Imam Nawawi : Biografi Singkat
Dalam
buku karangannya - Thuruqul Manhajiyah Litahshili Ulumil Syariah-, Syaikh
Musthafa Ridha Al-Azhary menuliskan, bahwa kekekalan yang sesungguhnya bagi
manusia di dunia adalah ketika seseorang mampu meninggalkan sesuatu yang
membuat orang lain tetap mengingatnya setelah matinya. Hal ini tidak akan
terwujud kecuali dengan kerja nyata yang sangat besar dan memberikan pengaruh
terhadap kehidupan manusia. Terlepas baik atau buruknya kerja nyata itu. Hemat
saya, setiap orang di dunia ini diberikan kebebasan menentukan pilihan; kekal
dalam kebaikan, kekal dalam keburukan, atau lebih memilih dilupakan sama
sekali. Salah satu tokoh muslim fenomenal yang masuk dalam kategori ‘abadi’ ini
adalah Imam Abu Zakaria Yahya bin Syarfuddin An Nawawi - rahimahullah-. Berbekal
kecerdasan, kerja besar, dan kesungguhannya, beliau telah meninggalkan warisan
sangat berharga bagi umat yang datang setelahnya.
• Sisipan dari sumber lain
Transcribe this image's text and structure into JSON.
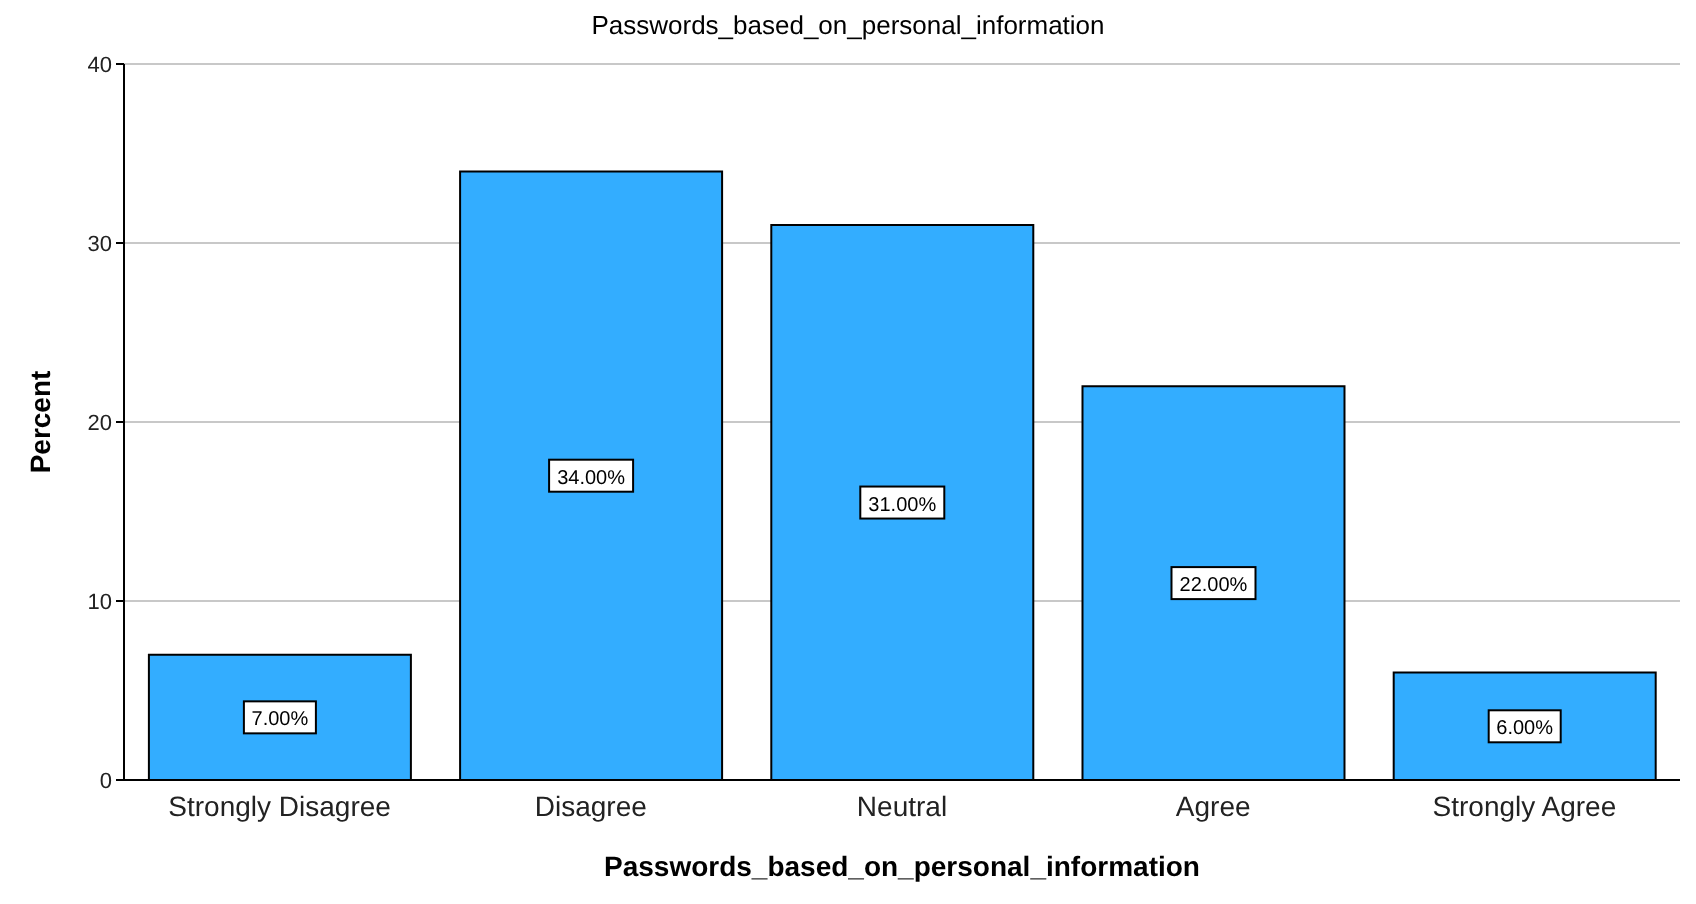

Kitab-kitab yang disusunnya
menjadi kitab pegangan dalam berbagai bidang ilmu yang beliau kuasai. Di bidang
Hadits, beliau telah menyusun Syarh Shahih Muslim, Riyadhush Shalihin , Al
Adzkar, Arba’in Nawawi, dll. Begitu juga di bidang Fikih, beliau menulis
Raudhatu ath- Thalibin dan Minhaj ath-Thalibin adalah buah karyanya. Bahkan,
dalam kitab-kitab Syafi’iyyah, bila dijumpai istilah "Syaikh" , maka
yang dimaksud adalah Imam Nawawi, Imam Rafi'i, ataupun Imam Subki. Ketika
dijumpai istilah "Syaikhani" , maka yang dimaksud adalah Imam Nawawi
dan Imam Rafi'i. Beliau yang lahir di desa Nawa (sesuai dengan nama beliau) -
seperti dikutip dalam beberapa riwayat-, menghabiskan masa mudanya dengan
belajar kepada dua belas guru dari dua belas bidang ilmu yang berbeda dalam
satu hari. Tidak hanya itu, beliau juga dikenal zuhud bahkan sejak usia dini.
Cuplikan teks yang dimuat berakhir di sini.